My initial gut feel would be to approach this by building a dictionary
mapping the lowercase version of each name to its original casing. You
only talk of 1000 names of about 40 characters, so keeping two copies
isn't going to be a concern. 

Then you have to find the best way to locate which of the lowercase
names occur in the lowercase version of the string. Three ways to try
would be to iterate over all the names using str.find to check whether
it occurs in the string, or to try concatenating all the names into one
humungous regular expression, or to try something based on your C++
method and lookup substrings in a dictionary. 

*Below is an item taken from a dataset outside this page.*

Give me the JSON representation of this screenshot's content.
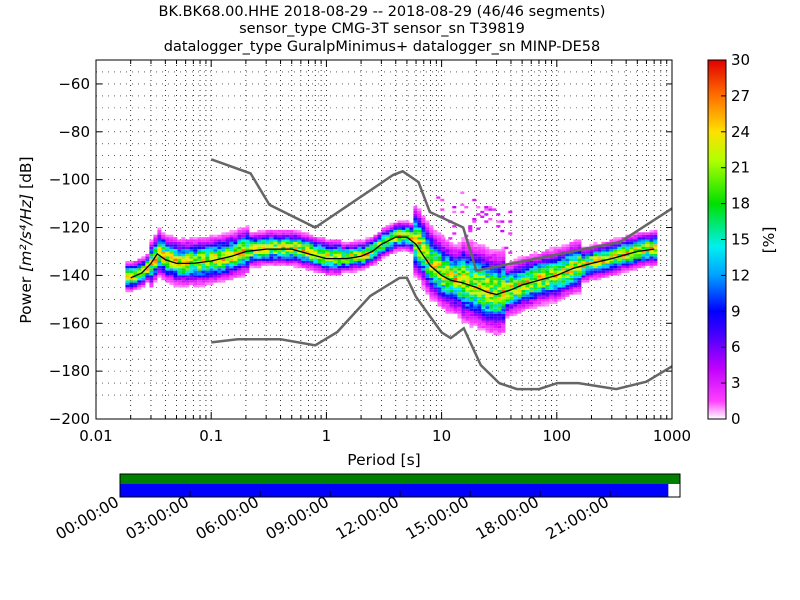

The last of these would be the most complex, but might be pretty fast.
What I'm thinking is that you could split your 100 character string into
each 5 character substring in turn, and look them up in a dictionary of
names keyed by the first 5 characters. That way you do perhaps 95
dictionary lookups instead of 1000 string find operations. Of course you
would have to handle very short names as a special case (i.e. find or
regex).

-- 
Duncan Booth                                            
duncan at rcp.co.uk int month(char
*p){return(124864/((p[0]+p[1]-p[2]&0x1f)+1)%12)["\5\x8\3" 
"\6\7\xb\1\x9\xa\2\0\4"];} // Who said my code was obscure?